- Episode no.: Season 1 Episode 5
- Directed by: Stuart Gordon
- Written by: Richard Chizmar; Johnathon Schaech; Peter Crowther (short story);
- Original air date: July 3, 2008

Guest appearances
- Elisabeth Moss; Pablo Schreiber; Stephen Lee; Russell Hornsby; Stephen R. Hart

Episode chronology
| ← Previous "In Sickness and In Health" | Next → "New Year's Day" |

= Eater (Fear Itself) =

"Eater" is the fifth episode of the NBC horror anthology Fear Itself and is based on the Peter Crowther short story of the same name. This episode ended up being director Stuart Gordon's final work before his death in 2020.

==Plot==
Newly recruited police officer Danny Bannerman is assigned to be part of a detail guarding Duane Mellor, a Cajun serial killer and cannibal nicknamed "Eater", who is known for torturing, butchering, and eating his victims alive. As the night wears on, she begins to recognize that her all-male colleagues' behavior is getting stranger by the minute, and they are being killed one by one. Bannerman later finds out that the "Eater" has been using black magic all along and that he was hoping to use it on her to make her free him, and then kill her afterwards.

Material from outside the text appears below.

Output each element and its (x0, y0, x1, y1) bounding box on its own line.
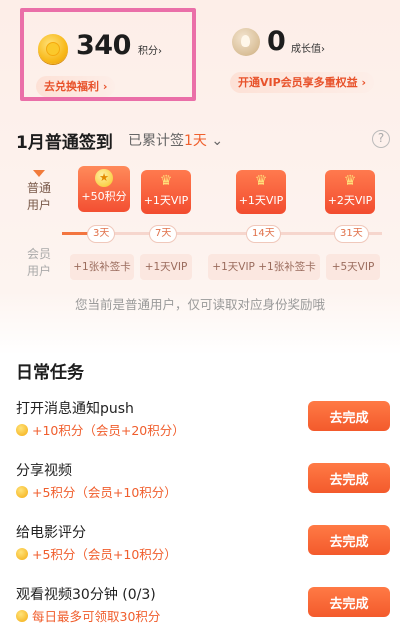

He gets his wish by having stolen Bannerman's keys in an earlier confrontation between the two and he begins to hunt for Bannerman. Meanwhile, Bannerman is on the run and tries to look for an exit but they are all locked or blocked off. Instead she devises a plan, and, while hiding from Mellor in a broom closet, she ingests rat poison and calls out to Mellor. The two fight and she manages to handcuff the killer. The enraged Mellor begins eating Bannerman only to end up poisoning himself at the same time, crying out in a fit of rage as he slowly dies inches away from Bannerman's lifeless body.

== Cast ==

- Elisabeth Moss as Officer Danny Bannerman, a "boot"
- Stephen R. Hart as Duane "Eater" Mellor, a cannibalistic serial killer who gets his nickname due to his method of his crimes.
- Russell Hornsby as Sergeant Williams
- Pablo Schreiber as Mattingley
- Stephen Lee (actor) as Marty Steinwitz

== Reception ==
Critical reception for the episode was generally positive. The A.V. Club rated the episode an A−, crediting "Eater" as "easily the strongest episode to date and the only one that actually scared me at moments." Bloody Disgusting and Den of Geek both credited Stuart Gordon's directing as a boon to the episode, which they felt was lacking at times.

IGN's Matt Fowler was more critical, criticizing the series for having too many episodes that failed to maintain suspension of disbelief and also stating that "all of the juvenile behavior from the cops during the story was completely inane and did nothing except prevent me from becoming the least bit interested in this episode".